9 – PRO MOD ON THE CLOCK – The regular season earned Derek Menholt the top seed. Now comes the part that matters most.
The NHRA Pro Mod Road to the Championship opens this weekend in Norwalk, resetting the points and turning the final five races into a sprint for the championship. Menholt, who won twice during the regular season, enters the playoffs with a slim 20-point advantage over Mike Stavrinos and he knows the reset leaves little room for error.

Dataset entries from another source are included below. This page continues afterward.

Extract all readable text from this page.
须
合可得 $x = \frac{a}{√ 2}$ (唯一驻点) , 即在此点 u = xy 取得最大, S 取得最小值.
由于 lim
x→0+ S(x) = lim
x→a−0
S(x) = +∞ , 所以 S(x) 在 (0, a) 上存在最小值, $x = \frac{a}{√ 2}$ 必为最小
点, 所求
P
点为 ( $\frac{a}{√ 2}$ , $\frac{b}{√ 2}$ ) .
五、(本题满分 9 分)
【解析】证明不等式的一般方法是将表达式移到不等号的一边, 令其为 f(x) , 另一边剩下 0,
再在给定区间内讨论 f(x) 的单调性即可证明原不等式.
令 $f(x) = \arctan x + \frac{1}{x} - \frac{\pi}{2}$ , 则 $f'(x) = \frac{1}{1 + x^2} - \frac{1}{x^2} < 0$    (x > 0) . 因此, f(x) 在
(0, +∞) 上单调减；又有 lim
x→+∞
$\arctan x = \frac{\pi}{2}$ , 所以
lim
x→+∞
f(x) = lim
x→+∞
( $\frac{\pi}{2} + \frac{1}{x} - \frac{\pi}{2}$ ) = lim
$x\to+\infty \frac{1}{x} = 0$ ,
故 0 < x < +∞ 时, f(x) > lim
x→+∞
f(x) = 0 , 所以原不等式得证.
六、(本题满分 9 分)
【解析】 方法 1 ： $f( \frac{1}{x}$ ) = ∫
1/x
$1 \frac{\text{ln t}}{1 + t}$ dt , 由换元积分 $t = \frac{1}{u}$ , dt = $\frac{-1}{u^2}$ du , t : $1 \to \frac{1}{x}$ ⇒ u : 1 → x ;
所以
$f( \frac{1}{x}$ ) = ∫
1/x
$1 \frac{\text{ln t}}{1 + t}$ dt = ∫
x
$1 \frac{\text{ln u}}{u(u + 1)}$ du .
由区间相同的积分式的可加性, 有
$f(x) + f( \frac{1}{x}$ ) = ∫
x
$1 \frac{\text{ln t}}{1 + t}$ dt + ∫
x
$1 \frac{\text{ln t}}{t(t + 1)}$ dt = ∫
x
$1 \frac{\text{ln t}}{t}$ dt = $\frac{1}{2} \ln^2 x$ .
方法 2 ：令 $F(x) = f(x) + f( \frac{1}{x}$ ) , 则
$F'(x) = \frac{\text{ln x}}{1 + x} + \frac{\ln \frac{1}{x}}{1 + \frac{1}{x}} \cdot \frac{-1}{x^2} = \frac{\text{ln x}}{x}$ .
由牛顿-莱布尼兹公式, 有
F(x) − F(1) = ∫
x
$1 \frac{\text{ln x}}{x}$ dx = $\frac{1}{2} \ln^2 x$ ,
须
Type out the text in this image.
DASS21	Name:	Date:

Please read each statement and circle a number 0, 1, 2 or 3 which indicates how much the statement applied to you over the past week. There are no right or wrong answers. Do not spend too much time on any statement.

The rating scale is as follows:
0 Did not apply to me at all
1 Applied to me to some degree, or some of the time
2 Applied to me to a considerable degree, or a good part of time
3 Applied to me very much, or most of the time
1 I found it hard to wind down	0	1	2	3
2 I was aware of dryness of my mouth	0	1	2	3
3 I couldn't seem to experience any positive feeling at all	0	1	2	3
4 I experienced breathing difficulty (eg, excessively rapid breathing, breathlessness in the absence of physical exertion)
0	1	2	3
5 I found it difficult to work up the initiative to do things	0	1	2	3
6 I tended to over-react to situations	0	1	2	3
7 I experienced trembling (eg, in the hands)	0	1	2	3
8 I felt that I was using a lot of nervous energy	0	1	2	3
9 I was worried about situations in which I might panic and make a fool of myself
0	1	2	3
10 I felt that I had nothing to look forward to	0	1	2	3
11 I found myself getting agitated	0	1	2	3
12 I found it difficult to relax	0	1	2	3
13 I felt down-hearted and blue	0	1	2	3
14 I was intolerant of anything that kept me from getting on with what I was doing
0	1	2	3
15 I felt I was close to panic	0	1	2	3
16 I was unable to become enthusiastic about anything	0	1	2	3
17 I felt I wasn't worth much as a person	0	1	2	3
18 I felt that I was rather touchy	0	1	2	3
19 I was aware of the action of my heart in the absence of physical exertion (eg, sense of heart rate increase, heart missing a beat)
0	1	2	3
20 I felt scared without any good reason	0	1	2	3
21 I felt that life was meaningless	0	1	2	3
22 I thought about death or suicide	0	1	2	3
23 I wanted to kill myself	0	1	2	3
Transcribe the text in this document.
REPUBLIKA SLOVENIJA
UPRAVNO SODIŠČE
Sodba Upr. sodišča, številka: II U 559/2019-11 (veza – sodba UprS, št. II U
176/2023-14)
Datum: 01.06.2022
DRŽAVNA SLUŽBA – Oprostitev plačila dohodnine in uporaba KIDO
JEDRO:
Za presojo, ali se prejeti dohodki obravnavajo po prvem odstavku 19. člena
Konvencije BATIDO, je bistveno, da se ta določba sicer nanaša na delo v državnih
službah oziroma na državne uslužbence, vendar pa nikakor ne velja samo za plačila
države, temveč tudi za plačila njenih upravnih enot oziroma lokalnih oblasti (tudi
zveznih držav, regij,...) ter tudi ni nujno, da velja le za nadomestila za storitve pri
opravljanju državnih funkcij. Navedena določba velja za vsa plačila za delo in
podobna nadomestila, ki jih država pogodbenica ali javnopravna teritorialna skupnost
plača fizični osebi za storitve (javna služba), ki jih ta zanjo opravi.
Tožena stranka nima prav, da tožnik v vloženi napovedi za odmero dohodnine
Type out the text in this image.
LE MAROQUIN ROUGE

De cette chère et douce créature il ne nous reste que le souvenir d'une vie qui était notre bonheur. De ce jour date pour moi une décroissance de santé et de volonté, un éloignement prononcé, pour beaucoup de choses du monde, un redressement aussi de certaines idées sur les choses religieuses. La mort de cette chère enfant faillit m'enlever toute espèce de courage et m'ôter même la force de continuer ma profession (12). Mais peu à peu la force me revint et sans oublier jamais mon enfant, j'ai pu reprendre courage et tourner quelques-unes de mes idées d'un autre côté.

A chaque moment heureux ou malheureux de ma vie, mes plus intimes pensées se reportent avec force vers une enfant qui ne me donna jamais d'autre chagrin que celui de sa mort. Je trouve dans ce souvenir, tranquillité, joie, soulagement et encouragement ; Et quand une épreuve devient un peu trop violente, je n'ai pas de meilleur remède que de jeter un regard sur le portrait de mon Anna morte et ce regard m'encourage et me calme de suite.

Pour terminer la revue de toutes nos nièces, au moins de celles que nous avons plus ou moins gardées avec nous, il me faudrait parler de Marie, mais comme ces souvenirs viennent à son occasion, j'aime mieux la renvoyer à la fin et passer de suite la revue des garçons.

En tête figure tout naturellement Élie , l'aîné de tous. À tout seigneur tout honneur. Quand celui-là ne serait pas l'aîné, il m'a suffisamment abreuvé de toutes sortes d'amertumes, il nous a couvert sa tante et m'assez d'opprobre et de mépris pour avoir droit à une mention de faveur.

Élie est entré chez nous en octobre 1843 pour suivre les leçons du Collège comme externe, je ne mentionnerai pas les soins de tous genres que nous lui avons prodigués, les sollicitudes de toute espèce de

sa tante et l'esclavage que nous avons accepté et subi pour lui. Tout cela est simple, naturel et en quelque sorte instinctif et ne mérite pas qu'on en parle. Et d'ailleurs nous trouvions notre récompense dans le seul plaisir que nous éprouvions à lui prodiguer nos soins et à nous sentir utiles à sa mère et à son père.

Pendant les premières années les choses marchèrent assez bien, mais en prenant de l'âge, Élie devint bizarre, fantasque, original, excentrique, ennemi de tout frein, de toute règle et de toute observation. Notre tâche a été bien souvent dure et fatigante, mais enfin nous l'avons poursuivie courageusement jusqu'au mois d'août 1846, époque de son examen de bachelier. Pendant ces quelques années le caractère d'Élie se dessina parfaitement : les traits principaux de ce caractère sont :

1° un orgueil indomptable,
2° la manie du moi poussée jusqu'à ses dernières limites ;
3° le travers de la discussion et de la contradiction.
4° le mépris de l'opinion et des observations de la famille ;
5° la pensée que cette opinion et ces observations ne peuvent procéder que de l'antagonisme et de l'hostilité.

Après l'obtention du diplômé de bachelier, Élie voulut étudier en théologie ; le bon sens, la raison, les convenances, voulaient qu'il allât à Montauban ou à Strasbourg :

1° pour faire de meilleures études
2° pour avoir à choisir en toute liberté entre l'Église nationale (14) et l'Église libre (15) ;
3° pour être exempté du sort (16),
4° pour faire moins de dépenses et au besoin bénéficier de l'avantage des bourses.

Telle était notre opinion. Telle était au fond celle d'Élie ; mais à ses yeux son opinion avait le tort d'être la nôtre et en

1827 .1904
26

Menholt opened the season with a victory in Gainesville and added another in Chicago, establishing himself as one of the class favorites. Still, the veteran understands the regular season doesn’t guarantee anything once the playoffs begin.
“It’s exciting to head into the Road to the Championship as the points leader,” Menholt said. “We’ve worked hard all season to put ourselves in this position, but now the real battle begins.”
Friday’s qualifying suggested the championship race could be as close as expected.
Mike Stavrinos paced the opening day with a 5.678-second run at 253.85 mph, while Jason Collins qualified second after a 5.693, 251.58. Lyle Barnett and Menholt both clocked 5.695-second passes, with Barnett earning the higher position on speed, and Billy Banaka rounded out the top five with a 5.696, 253.37.
10 – TOMORROW’S SCHEDULE – Qualifying continues at noon EDT on Saturday at Summit Racing Equipment Motorsports Park. The first round of the GETTRX Pro Stock All-Star Callout begins at 11:30 a.m.